Consider a key-value database that returns the value after finding the desired data through the key when a user enters a query through the search bar.

Key (Title) Value (URL)
My dog is happy! www.youtube.com/my_dog_is_happy
VLOG in Zürich www.youtube.com/VLOG_in_zurich

If a query “dog videos” is given from a user, it would be appropriate to provide the video corresponding to the first key to the user because the first key “My dog is happy!” is more similar to the query than the second key “VLOG in Zürich”.

Self-attention was inspired by the retrieval system of the database. The three mentioned above (query, key, value) are components of self-attention.

  • Query \(\mathbf Q\)
  • Key \(\mathbf K\)
  • Value \(\mathbf V\)

Self-attention is a way to find the relationship between each token \(x_i\) in the sequential data \(\mathbf x = (x_1, \dots, x_n)\). The code below is a simple implementation of self-attention.
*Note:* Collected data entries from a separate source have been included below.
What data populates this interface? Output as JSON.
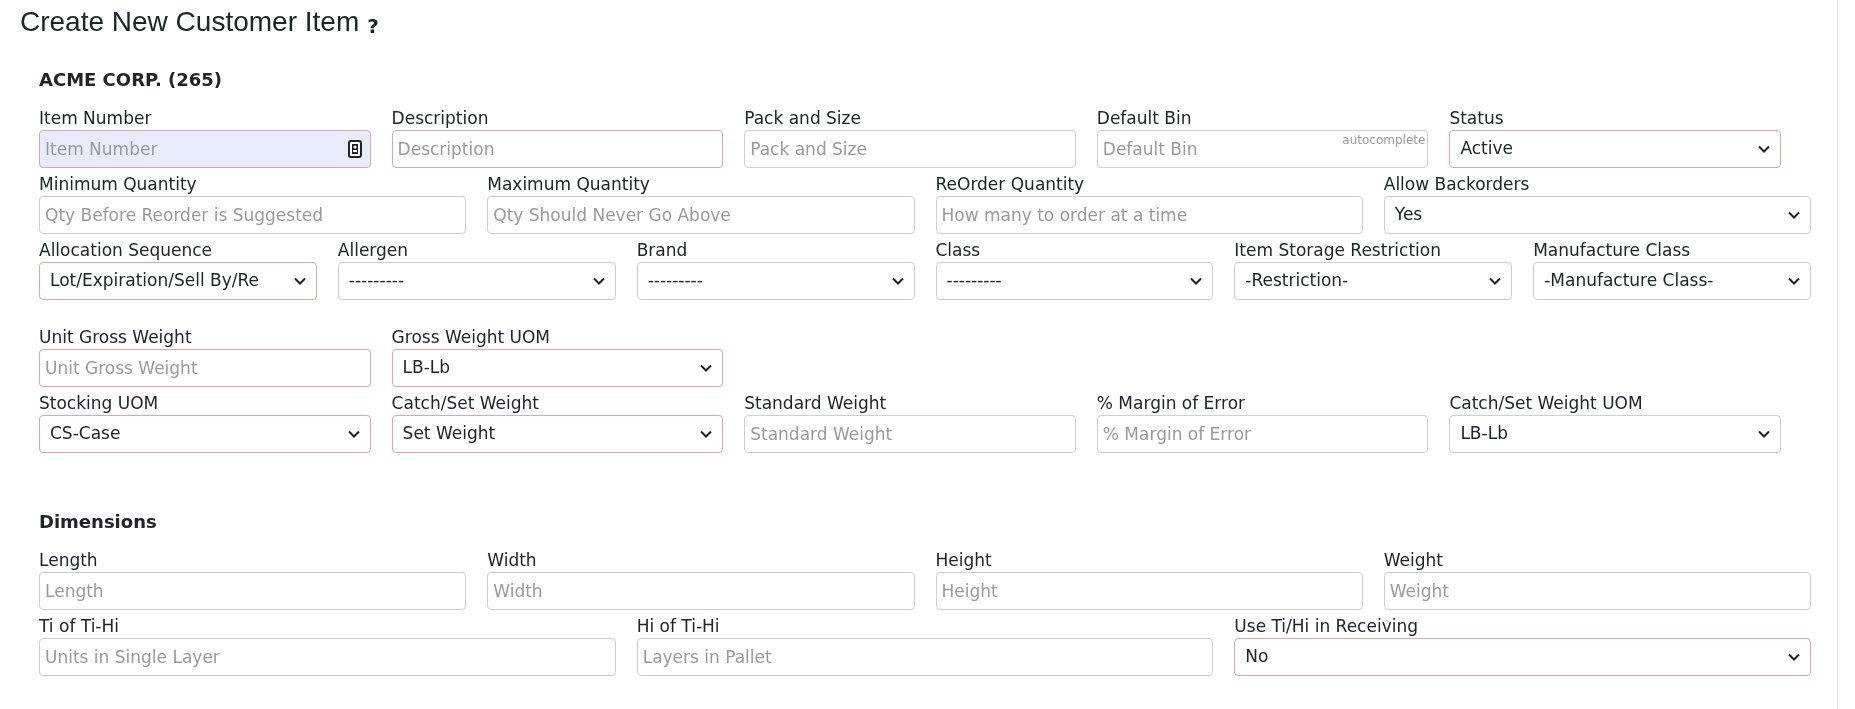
{
  "page": {
    "title": "Create New Customer Item",
    "help": "?"
  },
  "sections": [
    {
      "heading": "ACME CORP. (265)",
      "rows": [
        {
          "kind": "fifths",
          "fields": [
            {
              "label": "Item Number",
              "kind": "input",
              "placeholder": "Item Number",
              "required": true,
              "focused": true
            },
            {
              "label": "Description",
              "kind": "input",
              "placeholder": "Description",
              "required": true,
              "focused": false
            },
            {
              "label": "Pack and Size",
              "kind": "input",
              "placeholder": "Pack and Size",
              "required": false,
              "focused": false
            },
            {
              "label": "Default Bin",
              "kind": "input",
              "placeholder": "Default Bin",
              "hint": "autocomplete",
              "required": false,
              "focused": false
            },
            {
              "label": "Status",
              "kind": "select",
              "value": "Active",
              "required": true,
              "focused": false
            }
          ]
        },
        {
          "kind": "quarters",
          "fields": [
            {
              "label": "Minimum Quantity",
              "kind": "input",
              "placeholder": "Qty Before Reorder is Suggested",
              "required": false,
              "focused": false
            },
            {
              "label": "Maximum Quantity",
              "kind": "input",
              "placeholder": "Qty Should Never Go Above",
              "required": false,
              "focused": false
            },
            {
              "label": "ReOrder Quantity",
              "kind": "input",
              "placeholder": "How many to order at a time",
              "required": false,
              "focused": false
            },
            {
              "label": "Allow Backorders",
              "kind": "select",
              "value": "Yes",
              "required": false,
              "focused": false
            }
          ]
        },
        {
          "kind": "sixths",
          "fields": [
            {
              "label": "Allocation Sequence",
              "kind": "select",
              "value": "Lot/Expiration/Sell By/Re",
              "required": true,
              "focused": false
            },
            {
              "label": "Allergen",
              "kind": "select",
              "value": "---------",
              "required": false,
              "focused": false
            },
            {
              "label": "Brand",
              "kind": "select",
              "value": "---------",
              "required": false,
              "focused": false
            },
            {
              "label": "Class",
              "kind": "select",
              "value": "---------",
              "required": false,
              "focused": false
            },
            {
              "label": "Item Storage Restriction",
              "kind": "select",
              "value": "-Restriction-",
              "required": false,
              "focused": false
            },
            {
              "label": "Manufacture Class",
              "kind": "select",
              "value": "-Manufacture Class-",
              "required": false,
              "focused": false
            }
          ]
        }
      ]
    },
    {
      "rows": [
        {
          "kind": "fifths",
          "fields": [
            {
              "label": "Unit Gross Weight",
              "kind": "input",
              "placeholder": "Unit Gross Weight",
              "required": true,
              "focused": false
            },
            {
              "label": "Gross Weight UOM",
              "kind": "select",
              "value": "LB-Lb",
              "required": true,
              "focused": false
            }
          ]
        },
        {
          "kind": "fifths",
          "fields": [
            {
              "label": "Stocking UOM",
              "kind": "select",
              "value": "CS-Case",
              "required": true,
              "focused": false
            },
            {
              "label": "Catch/Set Weight",
              "kind": "select",
              "value": "Set Weight",
              "required": true,
              "focused": false
            },
            {
              "label": "Standard Weight",
              "kind": "input",
              "placeholder": "Standard Weight",
              "required": false,
              "focused": false
            },
            {
              "label": "% Margin of Error",
              "kind": "input",
              "placeholder": "% Margin of Error",
              "required": false,
              "focused": false
            },
            {
              "label": "Catch/Set Weight UOM",
              "kind": "select",
              "value": "LB-Lb",
              "required": false,
              "focused": false
            }
          ]
        }
      ]
    },
    {
      "heading": "Dimensions",
      "rows": [
        {
          "kind": "quarters",
          "fields": [
            {
              "label": "Length",
              "kind": "input",
              "placeholder": "Length",
              "required": false,
              "focused": false
            },
            {
              "label": "Width",
              "kind": "input",
              "placeholder": "Width",
              "required": false,
              "focused": false
            },
            {
              "label": "Height",
              "kind": "input",
              "placeholder": "Height",
              "required": false,
              "focused": false
            },
            {
              "label": "Weight",
              "kind": "input",
              "placeholder": "Weight",
              "required": false,
              "focused": false
            }
          ]
        },
        {
          "kind": "thirds",
          "fields": [
            {
              "label": "Ti of Ti-Hi",
              "kind": "input",
              "placeholder": "Units in Single Layer",
              "required": false,
              "focused": false
            },
            {
              "label": "Hi of Ti-Hi",
              "kind": "input",
              "placeholder": "Layers in Pallet",
              "required": false,
              "focused": false
            },
            {
              "label": "Use Ti/Hi in Receiving",
              "kind": "select",
              "value": "No",
              "required": true,
              "focused": false
            }
          ]
        }
      ]
    }
  ]
}
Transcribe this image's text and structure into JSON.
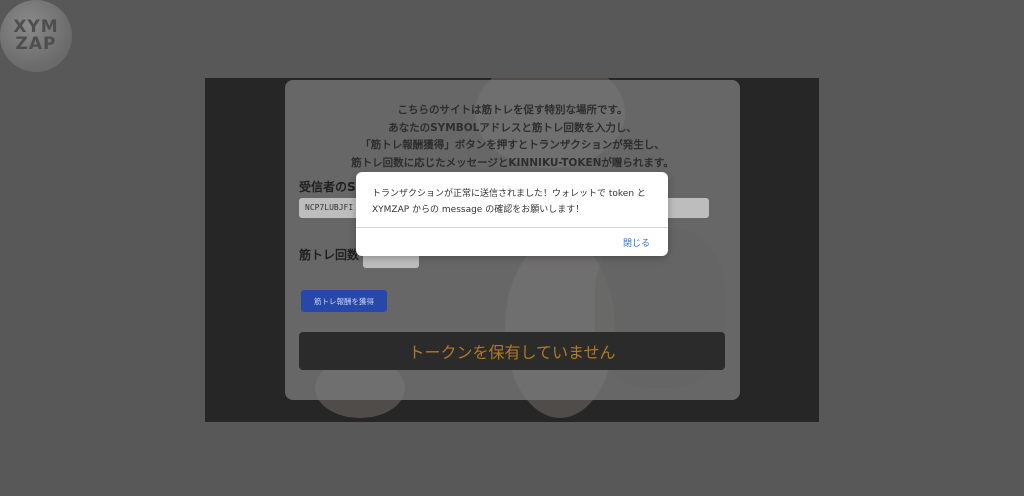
{
  "logo": {
    "line1": "XYM",
    "line2": "ZAP"
  },
  "intro": {
    "line1": "こちらのサイトは筋トレを促す特別な場所です。",
    "line2": "あなたのSYMBOLアドレスと筋トレ回数を入力し、",
    "line3": "「筋トレ報酬獲得」ボタンを押すとトランザクションが発生し、",
    "line4": "筋トレ回数に応じたメッセージとKINNIKU-TOKENが贈られます。"
  },
  "form": {
    "address_label": "受信者のSY",
    "address_value": "NCP7LUBJFI",
    "count_label": "筋トレ回数",
    "earn_button": "筋トレ報酬を獲得"
  },
  "token_status": "トークンを保有していません",
  "dialog": {
    "message_line1": "トランザクションが正常に送信されました！ウォレットで token と",
    "message_line2": "XYMZAP からの message の確認をお願いします！",
    "close_label": "閉じる"
  },
  "colors": {
    "overlay": "#585858",
    "button": "#2748a8",
    "token_text": "#b07a25",
    "link": "#2f6fd6"
  },
  "icons": {
    "logo": "xymzap-logo"
  }
}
score = [[0] * n for _ in range(n)]

for i in range(n):
	# for a query x_i
	for j in range(n):
		# for a key x_j
    	score[i][j] = score(x[i], x[j])

When \(x_i\) is query and \(x_j\) is key, we find out how related they are through the function \(\operatorname{score}(x_i, x_j)\).

Attention Visualization

The figure above illustrates the \(\operatorname{score}(x_i, x_j)\) of the trained transformer. When the token on the left is given as a query, we can see that the token with a high relevance has a high \(\operatorname{score}(x_i, x_j)\).

Then, how do we calculate \(q_i\) and \(k_j\)? In the transformer, we use the transformation matrix \(W^Q\) and \(W^K\) to get \(q_i\) and \(k_i\) from \(x_i\).

\[\begin{aligned} q_i &= x_i W^Q \\ k_j &= x_j W^K \end{aligned}\]

Here, the inner product \(q_i \cdot k_j\) of \(q_i\) and \(k_j\) is \(\operatorname{score}(x_i, x_j)\).

Therefore,

\[\operatorname{score}(x_i, x_j) = q_i \cdot k_j = q_i k_j^\intercal,\]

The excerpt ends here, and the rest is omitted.